どうやらオレは帝国にいる伯父に養子に出されたらしく、王都の中央広場でその使いが待っているらしい。
なんで城まで来てくれないんだろうかと考えつつ先を急いだ。
出発前に挨拶した父上は、たまに手紙くらい寄越せよと言う。
レナート兄上の母である王妃は、旅のお小遣いと言って白金貨を数枚渡してきた。
その時、色々とごめんねと謝罪してきたが、アルノー兄上にお断りしたのはオレ自身だから余り気にしないでくれと言っておいた。
なんだか腑に落ちなそうな顔をしていた。
そして彼女のもう一人の子供である王女エスティエは早々に第二王子派に鞍替えしていたようで今後の立場も安心だそうだ。
エスティエからは刺繍入りのハンカチを貰った。
ロムレス公国にいる時もたまに彼女から手紙とハンカチが送られて来ていた。今回もらった物を見て更に腕を上げたと褒めるとすごく喜んでいたので、刺繍大好きっ子に育ったのだろう。
みんな、元気でな。
さぁ、広場についた。
人が多すぎて迎えの使いとやらが全くわからん。取り敢えず屋台でオヤツを買っておこうか。
そう思った瞬間である。
ぽんっと背後から肩に手を置かれるが、気配は全くなかった。
後ろを取られるとは不覚!
「君がカルデア大公の甥っ子君かな?」
慌てて振り返ると、そこにはテンプレ的魔女っ子がいた。
"魔女とは美しき者“
その言い伝えの様な美しさに息を詰まらせ、一瞬返事が遅れてしまう。
「あ、あぁ。アンリ・ルフィス・レムリアだ。いや・・・今は唯のアンリかな。貴女は?」
薄金にグラデーションの様に入る桃色の髪と、青みの混ざった紫の瞳を持つとんでもない美少女だった。
そして、属性色が髪色に現れるのは魔力が高い証でもある。
オレの異世界ライフ始まったわぁ!と微妙に浮かれていると、名乗り返しがあった。
「私は星降の魔女リューシャ。カルデアまでの道案内を任されてるよ。」
なるほど。

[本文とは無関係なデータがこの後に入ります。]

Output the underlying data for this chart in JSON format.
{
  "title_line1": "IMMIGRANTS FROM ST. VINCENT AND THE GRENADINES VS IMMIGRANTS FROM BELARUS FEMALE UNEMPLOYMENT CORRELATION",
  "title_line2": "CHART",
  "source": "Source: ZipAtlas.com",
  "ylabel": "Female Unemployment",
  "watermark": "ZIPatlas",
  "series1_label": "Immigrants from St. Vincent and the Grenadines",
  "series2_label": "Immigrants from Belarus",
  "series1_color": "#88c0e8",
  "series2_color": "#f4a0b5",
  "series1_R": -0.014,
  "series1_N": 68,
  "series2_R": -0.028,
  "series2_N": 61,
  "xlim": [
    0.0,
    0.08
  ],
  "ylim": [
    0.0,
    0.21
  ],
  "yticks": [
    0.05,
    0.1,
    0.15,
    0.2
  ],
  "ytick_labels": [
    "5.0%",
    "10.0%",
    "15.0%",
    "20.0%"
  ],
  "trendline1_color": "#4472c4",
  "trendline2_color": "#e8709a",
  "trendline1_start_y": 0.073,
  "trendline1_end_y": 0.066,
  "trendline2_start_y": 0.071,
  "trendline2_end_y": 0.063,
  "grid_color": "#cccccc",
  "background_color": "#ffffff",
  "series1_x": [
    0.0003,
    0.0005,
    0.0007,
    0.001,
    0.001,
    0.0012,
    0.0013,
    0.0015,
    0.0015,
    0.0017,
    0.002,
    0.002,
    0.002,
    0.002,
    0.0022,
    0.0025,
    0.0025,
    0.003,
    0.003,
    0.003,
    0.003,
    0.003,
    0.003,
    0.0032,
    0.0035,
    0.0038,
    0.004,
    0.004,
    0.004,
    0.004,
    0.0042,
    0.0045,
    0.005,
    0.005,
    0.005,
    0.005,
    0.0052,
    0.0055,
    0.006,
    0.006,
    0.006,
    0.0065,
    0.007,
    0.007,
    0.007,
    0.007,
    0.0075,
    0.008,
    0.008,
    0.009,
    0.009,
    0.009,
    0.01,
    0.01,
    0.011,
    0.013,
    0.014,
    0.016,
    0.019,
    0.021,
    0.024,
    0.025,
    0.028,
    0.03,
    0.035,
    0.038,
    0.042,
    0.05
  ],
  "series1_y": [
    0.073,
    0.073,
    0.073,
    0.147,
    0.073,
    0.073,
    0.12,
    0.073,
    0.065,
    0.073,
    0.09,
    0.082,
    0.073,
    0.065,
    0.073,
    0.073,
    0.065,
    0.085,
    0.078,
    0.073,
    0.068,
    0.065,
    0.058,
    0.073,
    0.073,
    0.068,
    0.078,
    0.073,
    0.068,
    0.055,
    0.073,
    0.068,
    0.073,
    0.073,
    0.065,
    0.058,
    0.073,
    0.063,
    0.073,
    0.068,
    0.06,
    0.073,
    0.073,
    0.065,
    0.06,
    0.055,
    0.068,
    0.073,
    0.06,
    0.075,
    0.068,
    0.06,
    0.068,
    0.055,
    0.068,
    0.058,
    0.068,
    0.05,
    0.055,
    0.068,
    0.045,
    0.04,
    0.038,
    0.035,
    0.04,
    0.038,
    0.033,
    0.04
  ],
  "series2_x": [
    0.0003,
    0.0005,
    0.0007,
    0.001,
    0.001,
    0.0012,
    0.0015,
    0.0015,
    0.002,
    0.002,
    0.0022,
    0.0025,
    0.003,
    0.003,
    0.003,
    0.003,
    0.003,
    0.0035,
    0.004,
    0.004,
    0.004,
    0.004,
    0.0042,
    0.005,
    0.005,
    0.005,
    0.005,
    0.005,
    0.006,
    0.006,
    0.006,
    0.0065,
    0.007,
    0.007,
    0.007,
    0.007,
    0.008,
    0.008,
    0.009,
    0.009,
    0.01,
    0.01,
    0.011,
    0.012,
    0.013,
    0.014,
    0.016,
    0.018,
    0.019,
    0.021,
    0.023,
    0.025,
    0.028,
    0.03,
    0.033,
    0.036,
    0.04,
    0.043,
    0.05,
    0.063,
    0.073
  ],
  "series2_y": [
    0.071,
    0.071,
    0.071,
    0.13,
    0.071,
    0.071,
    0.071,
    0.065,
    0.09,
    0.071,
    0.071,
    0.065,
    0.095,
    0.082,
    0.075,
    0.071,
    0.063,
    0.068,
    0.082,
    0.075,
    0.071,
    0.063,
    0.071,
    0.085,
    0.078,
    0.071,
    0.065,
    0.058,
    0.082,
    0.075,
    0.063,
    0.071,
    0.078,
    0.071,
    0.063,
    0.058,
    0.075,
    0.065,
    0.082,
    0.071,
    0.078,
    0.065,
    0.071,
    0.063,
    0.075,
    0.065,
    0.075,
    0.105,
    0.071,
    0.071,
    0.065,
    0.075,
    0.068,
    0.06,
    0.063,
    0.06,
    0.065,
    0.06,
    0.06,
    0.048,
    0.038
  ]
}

道理で城に来ないわけだ。
オレでも知ってる魔女が来たら流石に騒ぎになってしまう。
黒の大渓谷での大規模な高魔力災害。その時発生した魔物の大群を魔術で一気に葬った魔女だ。
原理は分からないが流星を大量に落とす面制圧攻撃だったらしい。当時ロムレスからもその流星が見えた。
だがしかし疑問がある。
「しかし何故貴女の様な高名な魔女が?」
魔女達はどんな権力者や支配者にも傅かない。そしてそれが許される強大な力を持った魔導の民だ。
何故使いなどをしているのだろうか?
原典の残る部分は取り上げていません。